Летай, чтобы выжить (СИ) - Крынов Макс. Страница 2
— Хоть бы в комнате убрался, позорище, — привычно процедила она. А потом пригляделась. — Ля! Уже где-то подраться успел⁈
Я всегда был позорищем в ее глазах. Я слушал позорную музыку, мои вкусы в одежде были недостаточно хорошими, а порядок в комнате был недостаточно порядочным. Серьезно — все вещи на своих местах, пыли нет. Чего еще ей нужно?

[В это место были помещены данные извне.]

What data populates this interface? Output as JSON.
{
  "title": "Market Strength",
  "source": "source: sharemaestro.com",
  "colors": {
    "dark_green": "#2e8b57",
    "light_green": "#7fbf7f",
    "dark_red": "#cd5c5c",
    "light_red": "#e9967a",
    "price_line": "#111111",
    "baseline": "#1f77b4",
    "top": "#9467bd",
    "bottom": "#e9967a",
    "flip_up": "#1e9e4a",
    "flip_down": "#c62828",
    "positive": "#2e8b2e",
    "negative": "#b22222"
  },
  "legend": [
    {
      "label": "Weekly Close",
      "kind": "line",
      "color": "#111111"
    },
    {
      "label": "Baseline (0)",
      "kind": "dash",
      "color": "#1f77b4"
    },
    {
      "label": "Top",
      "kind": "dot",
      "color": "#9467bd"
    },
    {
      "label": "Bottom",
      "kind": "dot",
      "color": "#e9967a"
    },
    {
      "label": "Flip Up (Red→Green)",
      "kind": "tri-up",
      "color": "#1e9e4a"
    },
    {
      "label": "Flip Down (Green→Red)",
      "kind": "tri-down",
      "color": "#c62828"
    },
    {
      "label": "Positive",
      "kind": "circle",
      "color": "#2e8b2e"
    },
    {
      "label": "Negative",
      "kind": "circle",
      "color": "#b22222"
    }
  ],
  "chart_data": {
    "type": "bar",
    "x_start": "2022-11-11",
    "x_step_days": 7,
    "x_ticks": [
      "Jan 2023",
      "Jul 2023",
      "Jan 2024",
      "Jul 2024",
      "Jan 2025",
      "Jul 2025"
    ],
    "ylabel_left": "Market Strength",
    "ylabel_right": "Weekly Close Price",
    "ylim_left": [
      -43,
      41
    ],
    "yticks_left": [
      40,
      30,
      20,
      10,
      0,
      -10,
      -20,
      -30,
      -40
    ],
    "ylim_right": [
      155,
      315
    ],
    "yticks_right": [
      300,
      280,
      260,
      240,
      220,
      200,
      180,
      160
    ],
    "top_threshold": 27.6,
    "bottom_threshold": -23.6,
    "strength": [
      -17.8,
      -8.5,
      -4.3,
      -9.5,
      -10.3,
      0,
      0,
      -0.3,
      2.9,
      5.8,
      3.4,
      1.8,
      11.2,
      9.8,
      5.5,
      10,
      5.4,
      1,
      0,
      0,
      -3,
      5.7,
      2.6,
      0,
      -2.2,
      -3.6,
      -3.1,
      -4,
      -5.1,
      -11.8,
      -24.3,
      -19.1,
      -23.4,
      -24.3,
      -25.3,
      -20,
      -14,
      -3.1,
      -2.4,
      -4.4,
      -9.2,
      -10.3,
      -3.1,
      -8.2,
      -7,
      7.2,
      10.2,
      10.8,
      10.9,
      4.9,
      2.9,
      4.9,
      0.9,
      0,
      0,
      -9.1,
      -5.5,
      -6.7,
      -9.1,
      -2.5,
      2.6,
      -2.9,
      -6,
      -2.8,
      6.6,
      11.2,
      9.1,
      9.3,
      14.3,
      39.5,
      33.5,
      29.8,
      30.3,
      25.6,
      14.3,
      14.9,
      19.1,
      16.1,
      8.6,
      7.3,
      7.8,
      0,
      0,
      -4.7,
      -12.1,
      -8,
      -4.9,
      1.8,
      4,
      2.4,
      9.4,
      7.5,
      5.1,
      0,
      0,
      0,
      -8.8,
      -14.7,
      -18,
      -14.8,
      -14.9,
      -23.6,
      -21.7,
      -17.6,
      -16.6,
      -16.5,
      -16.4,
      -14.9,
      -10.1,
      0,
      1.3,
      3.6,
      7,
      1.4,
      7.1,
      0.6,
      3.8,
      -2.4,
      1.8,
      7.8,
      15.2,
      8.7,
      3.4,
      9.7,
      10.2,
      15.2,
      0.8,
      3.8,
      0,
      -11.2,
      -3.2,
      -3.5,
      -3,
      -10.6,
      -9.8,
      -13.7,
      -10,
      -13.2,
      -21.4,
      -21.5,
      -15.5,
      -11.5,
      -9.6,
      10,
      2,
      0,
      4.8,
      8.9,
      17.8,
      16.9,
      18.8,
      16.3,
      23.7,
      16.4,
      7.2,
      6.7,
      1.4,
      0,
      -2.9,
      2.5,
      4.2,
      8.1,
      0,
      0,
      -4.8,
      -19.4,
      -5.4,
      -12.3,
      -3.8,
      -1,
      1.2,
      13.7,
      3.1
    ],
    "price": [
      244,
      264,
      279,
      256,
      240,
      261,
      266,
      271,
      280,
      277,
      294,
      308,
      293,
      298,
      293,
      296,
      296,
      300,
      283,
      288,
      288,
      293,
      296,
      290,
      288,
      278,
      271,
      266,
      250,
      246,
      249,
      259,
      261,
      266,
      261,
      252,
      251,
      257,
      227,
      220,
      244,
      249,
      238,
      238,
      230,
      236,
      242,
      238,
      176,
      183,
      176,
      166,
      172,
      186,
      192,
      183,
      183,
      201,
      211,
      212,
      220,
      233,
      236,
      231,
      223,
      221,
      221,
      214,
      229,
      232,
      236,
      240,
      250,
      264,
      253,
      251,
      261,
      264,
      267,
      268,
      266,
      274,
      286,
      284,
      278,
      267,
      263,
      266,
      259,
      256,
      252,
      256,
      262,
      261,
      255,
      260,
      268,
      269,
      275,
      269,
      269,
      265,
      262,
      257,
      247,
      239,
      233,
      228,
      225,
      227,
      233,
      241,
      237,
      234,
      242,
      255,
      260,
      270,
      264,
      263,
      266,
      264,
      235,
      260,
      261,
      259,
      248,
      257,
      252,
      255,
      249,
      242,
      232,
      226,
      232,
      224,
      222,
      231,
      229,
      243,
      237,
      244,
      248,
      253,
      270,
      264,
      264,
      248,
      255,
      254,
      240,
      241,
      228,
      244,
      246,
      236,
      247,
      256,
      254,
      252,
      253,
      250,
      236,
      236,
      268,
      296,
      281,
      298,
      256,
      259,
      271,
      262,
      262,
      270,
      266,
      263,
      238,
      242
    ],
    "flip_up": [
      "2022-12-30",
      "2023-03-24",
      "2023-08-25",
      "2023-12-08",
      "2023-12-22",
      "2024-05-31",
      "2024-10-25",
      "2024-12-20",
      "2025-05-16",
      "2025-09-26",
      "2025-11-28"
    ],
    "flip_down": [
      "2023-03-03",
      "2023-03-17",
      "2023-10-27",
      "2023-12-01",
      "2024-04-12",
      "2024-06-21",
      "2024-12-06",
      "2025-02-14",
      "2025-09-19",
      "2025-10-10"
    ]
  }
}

Такое ощущение, что мачеха всегда рядом, чтобы запомнить мои ошибки. Стоит зазвенеть тарелкой о тарелку, или не дай бог — разбить что-то, и эта женщина уже в шаге от тебя: нависает над тобой, орет чтобы был аккуратнее. Или заводится сильнее — кричит, что я всего лишь паразит, который высасывает из нее деньги, нервы и душу, а когда слов не хватает, под руку идет ремень отца, скрученное мокрое полотенце, шнур от мультиварки и десятки других вещей, весьма удобных для избиения подростков. Такое отношение продолжалось до семнадцати лет, но потом я взбесился и отобрал у нее шнур, содрав кожу с ее ладони, вокруг которой она этот шнур и обмотала. Больше она меня бить не пыталась.
Единственное, что мне в этой ситуации нравится — что сестра не оказалась на моем месте, а осталась при разводе с матерью. Но иногда я даю слабину, и возникает желание хотя бы на неделю поменяться с ней ролями и жизнями.
Школа была моим оазисом спокойствия, но завтра я пройдусь по родным коридорам в последний раз, сдам экзамен, а потом будет целое лето, полное поисков работы и самой работы.
В первую очередь нужно снять квартиру или хотя бы комнату, где буду жить во время учебы, и наконец вздохнуть спокойно. Куда важнее, что когда я буду на работе, меня не будет здесь. За это я обожаю лето — можно пропасть где угодно, хоть на весь день.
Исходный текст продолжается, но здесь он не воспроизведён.